Pour une énième fois dans notre pays, la tenue des élections a été entachée par la violation des bonnes manières, par-ci par-là, au vu et au su tout le monde. Les observateurs déployés dans les lieux de vote, tout comme les citoyens ordinaires, ont été témoins des scènes de distribution de billets de banque et des comportements de propagande, le jour du vote pour détourner les électeurs.
Des observateurs ont affirmé avoir observé avec beaucoup d’amertume, pendant le déroulement du scrutin, les achats de conscience. C’est dire que des électeurs maliens sont loin de rompre avec le système d’échanges de leur souveraineté contre des billets de banque.
En plus des nombreuses tractations consistant à convaincre sans argument solide, en vain, lors de la campagne, les politiques ont adopté la manière la plus forte pour s’offrir le maximum de voix le jour du scrutin. Certains ont mis le paquet pour s’imposer ou imposer leurs candidats.
Ces élections communales qui constituaient un test grandeur nature pour les partis politiques pour préparer le terrain en vue des élections présidentielles et législatives de 2018 ont suscité beaucoup de commentaires. Certains partis ont payé le prix fort pour contrôler le maximum de mairies. Et, il ne faut pas trop se leurrer, la tenue de ces élections communales a démontré encore une fois de plus l’omniprésence des pratiques déloyales et des irrégularités qui portent gravement atteinte à la démocratie et justifient les déficits qui caractérisent la non maturité des électeurs maliens.
Des électeurs qui, en grande partie, ne votent pas par conviction ou sur la base des projets de sociétés des candidats. Ils sont Beaucoup d’électeurs qui n’hésitent pas d’échanger leurs voix contre quelque chose d’insignifiant. Par ce fait, ils foulent au pied leur souveraineté qui ne doit être échangée contre rien au monde.
Face au phénomène de l’achat de voix dont notre pays peine à se sortir, il revient donc aux électeurs de privilégier leur souveraineté en votant pour des candidats crédibles qui peuvent gérer la municipalité au grand bonheur des populations.

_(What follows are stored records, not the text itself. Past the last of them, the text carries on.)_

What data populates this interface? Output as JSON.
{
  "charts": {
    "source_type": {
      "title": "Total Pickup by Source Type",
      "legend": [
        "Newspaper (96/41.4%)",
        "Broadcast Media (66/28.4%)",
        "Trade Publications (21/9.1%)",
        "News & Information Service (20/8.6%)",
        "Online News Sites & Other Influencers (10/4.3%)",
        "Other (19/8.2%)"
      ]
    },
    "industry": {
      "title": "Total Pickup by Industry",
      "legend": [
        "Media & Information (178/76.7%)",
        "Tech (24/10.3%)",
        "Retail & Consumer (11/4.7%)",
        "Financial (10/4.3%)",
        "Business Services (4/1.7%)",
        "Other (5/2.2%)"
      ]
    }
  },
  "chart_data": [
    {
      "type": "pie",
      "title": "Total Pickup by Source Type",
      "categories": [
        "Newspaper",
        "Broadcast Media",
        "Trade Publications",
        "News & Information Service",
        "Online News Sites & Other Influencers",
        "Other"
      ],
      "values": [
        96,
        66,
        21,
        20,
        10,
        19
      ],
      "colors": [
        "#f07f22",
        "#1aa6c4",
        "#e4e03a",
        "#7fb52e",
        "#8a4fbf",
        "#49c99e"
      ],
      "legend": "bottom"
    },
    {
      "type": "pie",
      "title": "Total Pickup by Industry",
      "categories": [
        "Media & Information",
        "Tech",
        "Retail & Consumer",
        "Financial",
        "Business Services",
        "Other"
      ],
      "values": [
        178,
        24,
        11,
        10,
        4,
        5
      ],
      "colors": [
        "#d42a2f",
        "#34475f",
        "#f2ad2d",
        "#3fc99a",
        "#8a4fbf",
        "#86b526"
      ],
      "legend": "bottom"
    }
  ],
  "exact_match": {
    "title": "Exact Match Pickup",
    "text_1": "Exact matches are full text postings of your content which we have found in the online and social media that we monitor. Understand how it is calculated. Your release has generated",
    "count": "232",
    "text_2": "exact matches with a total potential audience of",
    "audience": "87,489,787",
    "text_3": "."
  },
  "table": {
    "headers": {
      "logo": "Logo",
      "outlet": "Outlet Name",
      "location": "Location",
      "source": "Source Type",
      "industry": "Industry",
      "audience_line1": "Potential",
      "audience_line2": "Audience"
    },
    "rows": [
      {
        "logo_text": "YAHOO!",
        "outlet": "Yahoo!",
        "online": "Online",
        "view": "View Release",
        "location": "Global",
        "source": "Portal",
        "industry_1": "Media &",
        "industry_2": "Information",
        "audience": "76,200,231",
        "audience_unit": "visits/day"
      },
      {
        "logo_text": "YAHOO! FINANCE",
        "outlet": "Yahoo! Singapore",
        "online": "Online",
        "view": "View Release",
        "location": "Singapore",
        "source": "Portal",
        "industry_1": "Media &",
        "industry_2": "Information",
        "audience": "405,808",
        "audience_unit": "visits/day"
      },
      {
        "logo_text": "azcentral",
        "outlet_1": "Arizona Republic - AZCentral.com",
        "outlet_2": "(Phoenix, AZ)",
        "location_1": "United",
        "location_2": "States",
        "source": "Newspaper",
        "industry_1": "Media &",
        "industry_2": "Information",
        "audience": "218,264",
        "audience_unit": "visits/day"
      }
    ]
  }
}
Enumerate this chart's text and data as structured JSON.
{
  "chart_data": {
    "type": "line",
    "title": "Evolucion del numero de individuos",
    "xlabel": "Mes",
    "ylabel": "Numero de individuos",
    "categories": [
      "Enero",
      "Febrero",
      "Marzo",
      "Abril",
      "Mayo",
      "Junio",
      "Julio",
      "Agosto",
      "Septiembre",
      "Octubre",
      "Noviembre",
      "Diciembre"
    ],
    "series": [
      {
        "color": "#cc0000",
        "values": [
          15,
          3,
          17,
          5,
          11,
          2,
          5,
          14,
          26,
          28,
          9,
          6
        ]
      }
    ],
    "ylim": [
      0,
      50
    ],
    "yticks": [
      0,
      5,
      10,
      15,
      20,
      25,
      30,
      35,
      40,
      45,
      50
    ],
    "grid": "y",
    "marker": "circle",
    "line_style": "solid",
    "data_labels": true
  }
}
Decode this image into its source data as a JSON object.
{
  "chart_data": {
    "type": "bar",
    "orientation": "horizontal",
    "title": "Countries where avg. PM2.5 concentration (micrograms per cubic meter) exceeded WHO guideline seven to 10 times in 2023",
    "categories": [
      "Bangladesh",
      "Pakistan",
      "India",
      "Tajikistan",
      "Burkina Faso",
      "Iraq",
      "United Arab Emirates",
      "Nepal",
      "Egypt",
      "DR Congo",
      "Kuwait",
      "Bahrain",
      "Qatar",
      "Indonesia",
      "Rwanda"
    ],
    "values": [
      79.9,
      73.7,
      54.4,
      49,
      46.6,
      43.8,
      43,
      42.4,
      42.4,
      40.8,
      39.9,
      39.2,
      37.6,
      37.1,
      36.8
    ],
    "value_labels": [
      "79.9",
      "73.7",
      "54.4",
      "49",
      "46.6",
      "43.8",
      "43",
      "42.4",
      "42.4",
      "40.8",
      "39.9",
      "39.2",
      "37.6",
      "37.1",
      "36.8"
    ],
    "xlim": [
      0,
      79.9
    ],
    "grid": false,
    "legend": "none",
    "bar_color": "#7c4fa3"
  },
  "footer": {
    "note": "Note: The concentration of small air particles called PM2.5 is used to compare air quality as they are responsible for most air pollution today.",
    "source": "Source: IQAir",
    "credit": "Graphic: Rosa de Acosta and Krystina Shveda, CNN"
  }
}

A côté des électeurs qui monnayent leurs voix, beaucoup d’autres préfèrent la rétention. Alors que la rétention de voter ne favorise que les marchands de voix de siéger aux conseils communaux. L’abstention des électeurs de voter donne purement et simplement plus de liberté aux responsables de la mauvaise gestion à occuper les mairies.
En tout cas, cette attitude des électeurs qui consiste à rester à la maison sans voter porte des coups durs à la démocratie. Cela défavorise le plus souvent les candidats intègres et crédibles, au profit des falsificateurs et les marchands de voix.
Au sortir des élections communales du 20 novembre, l’opinion s’interroge déjà sur la capacité de certains nouveaux élus ou d’autres qui ont été réélus, une énième fois sans résultat tangible auparavant, à pouvoir gérer les affaires de la commune.
Malgré le fait que le législateur ait élaboré un solide arsenal juridique qui sanctionne l’illégalité, les élections dans notre pays continuent à être entachées par des irrégularités. Les réseaux de corruption ne lésinent pas sur les moyens pour se tailler la part du lion. Face à cette situation, l’Etat doit sortir de la passivité pour que les cas flagrants d’achat de conscience soient bannis de nos habitudes électorales, pour de bon.